Y es que la humildad es la condición natural del hombre, y el orgullo es un pegado postizo que se nos adhiere junto al pecado original. La palabra “humildad” viene del latín “humus”, que significa tierra, suelo, y tiene su origen en la idea de abajarse o rebajarse. En sentido cristiano, podríamos decir que humillarse es volver a tomar conciencia de cuál es nuestro origen: el barro, y de cuál debería ser nuestra natural condición: criaturas por debajo de aquel que las ha creado: Dios.
Pero hay una trampa en la cual a veces se cae sin querer cuando se busca la humildad por caminos erróneos: se trata de los que se humillan a base de minusvalorarse, despreciarse, maltratarse o auto envilecerse; esto no es humildad, sino masoquismo. Este recurso psicológico es muy frecuente como medida de escape para no asumir nuestra condición, no afrontar nuestro ser o eludir nuestra responsabilidad disfrazándonos de “víctimas”. Pero como decimos, esto no es la verdadera humildad.
Humillarse no es minusvalorarse, sino aceptar lo que se ES, ni más ni menos. ¿Y qué es lo que somos?
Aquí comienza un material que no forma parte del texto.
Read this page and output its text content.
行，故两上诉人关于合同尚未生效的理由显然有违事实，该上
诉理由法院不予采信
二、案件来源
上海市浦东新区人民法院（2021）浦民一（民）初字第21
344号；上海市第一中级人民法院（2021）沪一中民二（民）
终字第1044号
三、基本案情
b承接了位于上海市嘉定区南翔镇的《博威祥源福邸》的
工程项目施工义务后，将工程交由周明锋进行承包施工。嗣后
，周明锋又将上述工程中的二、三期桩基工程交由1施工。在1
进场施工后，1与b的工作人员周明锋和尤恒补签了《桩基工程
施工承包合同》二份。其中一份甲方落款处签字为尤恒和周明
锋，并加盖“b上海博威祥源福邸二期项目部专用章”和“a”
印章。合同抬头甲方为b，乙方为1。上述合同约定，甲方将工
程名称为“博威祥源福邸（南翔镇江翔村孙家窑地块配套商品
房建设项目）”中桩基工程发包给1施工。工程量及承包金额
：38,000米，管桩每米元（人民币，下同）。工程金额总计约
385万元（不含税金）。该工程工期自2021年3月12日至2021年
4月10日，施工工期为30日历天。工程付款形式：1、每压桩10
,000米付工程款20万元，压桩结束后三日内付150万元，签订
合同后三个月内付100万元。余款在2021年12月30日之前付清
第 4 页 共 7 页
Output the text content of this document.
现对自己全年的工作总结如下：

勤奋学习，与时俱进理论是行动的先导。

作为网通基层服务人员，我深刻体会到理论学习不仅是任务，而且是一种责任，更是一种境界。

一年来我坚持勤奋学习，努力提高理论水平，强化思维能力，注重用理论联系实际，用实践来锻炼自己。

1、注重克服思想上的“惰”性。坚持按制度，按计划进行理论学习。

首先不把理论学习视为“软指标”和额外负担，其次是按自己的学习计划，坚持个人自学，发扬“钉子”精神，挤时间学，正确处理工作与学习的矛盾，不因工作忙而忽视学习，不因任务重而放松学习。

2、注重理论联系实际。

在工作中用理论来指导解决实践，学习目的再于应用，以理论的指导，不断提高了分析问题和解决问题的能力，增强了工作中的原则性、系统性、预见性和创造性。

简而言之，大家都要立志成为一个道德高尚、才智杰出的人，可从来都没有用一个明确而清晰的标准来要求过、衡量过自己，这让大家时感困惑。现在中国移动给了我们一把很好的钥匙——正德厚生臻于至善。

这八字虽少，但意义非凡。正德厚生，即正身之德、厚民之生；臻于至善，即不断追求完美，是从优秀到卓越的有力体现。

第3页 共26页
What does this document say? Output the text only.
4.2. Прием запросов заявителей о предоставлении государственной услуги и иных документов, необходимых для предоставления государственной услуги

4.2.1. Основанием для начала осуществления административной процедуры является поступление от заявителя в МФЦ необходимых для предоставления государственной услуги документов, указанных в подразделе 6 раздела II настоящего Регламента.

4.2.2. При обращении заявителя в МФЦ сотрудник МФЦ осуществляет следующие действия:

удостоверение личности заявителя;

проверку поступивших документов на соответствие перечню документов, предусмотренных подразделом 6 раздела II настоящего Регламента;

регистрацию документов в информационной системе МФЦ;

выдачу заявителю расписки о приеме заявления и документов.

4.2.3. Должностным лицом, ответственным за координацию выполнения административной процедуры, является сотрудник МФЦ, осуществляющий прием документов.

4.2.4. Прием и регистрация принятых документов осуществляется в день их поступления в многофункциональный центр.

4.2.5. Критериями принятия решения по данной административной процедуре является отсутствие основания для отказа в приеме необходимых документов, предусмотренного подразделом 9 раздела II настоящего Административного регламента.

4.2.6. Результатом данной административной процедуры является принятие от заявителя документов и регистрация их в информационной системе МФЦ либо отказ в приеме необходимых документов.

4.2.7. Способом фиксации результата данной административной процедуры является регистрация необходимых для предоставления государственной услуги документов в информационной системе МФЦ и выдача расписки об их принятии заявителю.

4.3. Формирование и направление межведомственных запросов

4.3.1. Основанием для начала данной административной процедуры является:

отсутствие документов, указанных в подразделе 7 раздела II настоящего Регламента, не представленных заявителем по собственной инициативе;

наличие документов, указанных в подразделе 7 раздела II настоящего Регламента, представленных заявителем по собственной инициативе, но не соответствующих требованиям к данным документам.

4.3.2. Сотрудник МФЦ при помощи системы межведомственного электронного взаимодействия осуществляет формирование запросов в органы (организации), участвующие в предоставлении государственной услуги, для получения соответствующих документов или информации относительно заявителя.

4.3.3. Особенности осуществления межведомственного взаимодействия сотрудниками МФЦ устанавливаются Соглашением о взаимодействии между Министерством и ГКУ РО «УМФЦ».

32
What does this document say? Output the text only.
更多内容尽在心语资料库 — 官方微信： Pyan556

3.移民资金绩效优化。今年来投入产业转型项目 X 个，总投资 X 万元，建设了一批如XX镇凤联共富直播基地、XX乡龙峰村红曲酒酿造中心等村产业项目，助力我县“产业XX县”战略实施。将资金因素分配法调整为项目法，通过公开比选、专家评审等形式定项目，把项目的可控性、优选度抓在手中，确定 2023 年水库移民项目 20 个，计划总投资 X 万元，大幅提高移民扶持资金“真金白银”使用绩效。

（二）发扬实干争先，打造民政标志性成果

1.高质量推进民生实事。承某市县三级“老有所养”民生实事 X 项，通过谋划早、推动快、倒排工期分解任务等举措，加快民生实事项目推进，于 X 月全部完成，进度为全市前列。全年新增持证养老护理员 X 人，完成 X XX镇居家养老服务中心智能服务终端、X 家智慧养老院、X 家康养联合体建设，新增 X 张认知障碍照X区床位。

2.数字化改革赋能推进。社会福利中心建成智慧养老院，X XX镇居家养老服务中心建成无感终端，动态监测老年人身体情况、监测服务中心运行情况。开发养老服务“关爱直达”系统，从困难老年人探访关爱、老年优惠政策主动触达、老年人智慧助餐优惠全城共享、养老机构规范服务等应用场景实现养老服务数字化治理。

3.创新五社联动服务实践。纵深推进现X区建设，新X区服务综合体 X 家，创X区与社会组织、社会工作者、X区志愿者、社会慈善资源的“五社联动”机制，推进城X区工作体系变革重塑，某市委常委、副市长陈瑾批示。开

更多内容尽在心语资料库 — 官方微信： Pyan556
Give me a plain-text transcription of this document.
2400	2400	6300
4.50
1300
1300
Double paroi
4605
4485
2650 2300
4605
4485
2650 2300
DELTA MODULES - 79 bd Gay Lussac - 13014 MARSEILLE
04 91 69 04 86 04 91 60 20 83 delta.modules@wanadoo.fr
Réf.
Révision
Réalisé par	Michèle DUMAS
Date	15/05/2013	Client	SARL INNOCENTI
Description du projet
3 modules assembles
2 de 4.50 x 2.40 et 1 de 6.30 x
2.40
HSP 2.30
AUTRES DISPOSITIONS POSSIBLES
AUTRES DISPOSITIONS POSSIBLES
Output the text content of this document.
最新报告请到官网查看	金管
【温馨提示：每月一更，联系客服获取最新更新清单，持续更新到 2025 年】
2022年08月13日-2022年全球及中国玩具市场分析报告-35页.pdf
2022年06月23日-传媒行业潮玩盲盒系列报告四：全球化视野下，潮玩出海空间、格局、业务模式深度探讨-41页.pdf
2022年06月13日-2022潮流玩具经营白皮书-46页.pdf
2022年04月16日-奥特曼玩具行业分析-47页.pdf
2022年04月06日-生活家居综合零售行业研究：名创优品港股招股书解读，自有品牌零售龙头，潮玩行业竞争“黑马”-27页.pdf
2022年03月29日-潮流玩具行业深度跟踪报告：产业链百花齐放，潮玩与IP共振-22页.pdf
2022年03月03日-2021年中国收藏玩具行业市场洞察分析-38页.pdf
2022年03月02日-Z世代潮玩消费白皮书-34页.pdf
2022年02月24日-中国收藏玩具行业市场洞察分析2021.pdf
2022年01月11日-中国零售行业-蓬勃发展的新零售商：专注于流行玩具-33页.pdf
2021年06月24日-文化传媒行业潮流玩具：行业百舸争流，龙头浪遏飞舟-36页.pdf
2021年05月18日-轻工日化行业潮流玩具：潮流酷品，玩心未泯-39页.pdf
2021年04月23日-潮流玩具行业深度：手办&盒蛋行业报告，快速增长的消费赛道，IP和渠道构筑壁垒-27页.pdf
Somos seres por encima de todo lo creado, pero por debajo de Dios, nuestro creador, de sus ángeles y en el mismo nivel que nuestros hermanos los hombres y mujeres en los que Dios se nos hace sacramento vivo y presente.
No hay religión verdadera cuando el hombre trata de alcanzar a Dios por sí mismo dándole da la espalda a lo creado. Cuando esto sucede no podemos hablar de fe, sino de un nuevo intento de construir otra torre de Babel, tratando de llegar al cielo por nuestros propios medios; en el fondo, jugar a ser dioses.
El verdadero camino hacia el cielo empieza mirando a la tierra. Este es el primer paso de la humildad. Humillarse es mirar al suelo y descubrir en él lo más bajo: el sufrimiento, los gemidos de los pobres, enfermos, tullidos, hambrientos… percibir que el grito de los atribulados es escuchado por Dios antes de que llegue a las nubes, porque Dios está en medio de ellos a través de nosotros, pues como dice el salmo 34, “El Señor está cerca de los atribulados”. Desdecimos el salmo si pensamos que podemos buscar a Dios en el cielo cuando Él está en la tierra. Por tanto, toda fe verdadera requiere un primer paso y una primera mirada hacia abajo, un abajamiento, una humillación, una renunciación a todo lo que se tiene para redescubrir lo que realmente se es: nada, polvo y barro.
Humillarse es encogerse para que el salto sea más grande. Sólo quien asume y reconoce lo que le excede no se comportará como un tirano con lo que domina. Las personas que comprenden que hay un Dios por encima de ellas se muestran cercanas a los que están por debajo de ellas, porque saben que no pueden desdecir a su creador. Sin embargo, los tiranos e hipócritas, miran al cielo, se les llena la boca con la palabra “Dios”, pero blasfeman y mienten porque en su vida pisotean, maltratan, desprecian y arrasan la herencia que han recibido sin darse cuenta que están cavando su propia tumba. Esta es una forma de tomar el nombre de Dios en vano; una forma que, dicho sea de paso, no resulta demasiado ajena a los dirigentes y poderosos de nuestro mundo.
En el origen del orgullo está la separación consciente de Dios, nuestro hacedor. No basta con nombrarle mucho, con cumplir mucho… eso ya lo hacía el fariseo de la parábola, y sin embargo no salió justificado del templo. Su oración desconcierta a Dios: el Señor no le entiende, pues con boca expresa una cosa, pero con su corazón está diciendo otra. ¿Cómo va a justificar Dios una vida tan falsa? Dios no le condena, es él mismo el que cae víctima de sus propias contradicciones; no puede haber justificación alguna para algo tan incoherente. Aquel fariseo no estaba rezando a Dios, sino haciendo recuento de sus virtudes y de los defectos y pecados del que compartía con él oración y templo. La humildad se convierte en orgullo cuando se vive sin referencia Dios y en referencia a uno mismo.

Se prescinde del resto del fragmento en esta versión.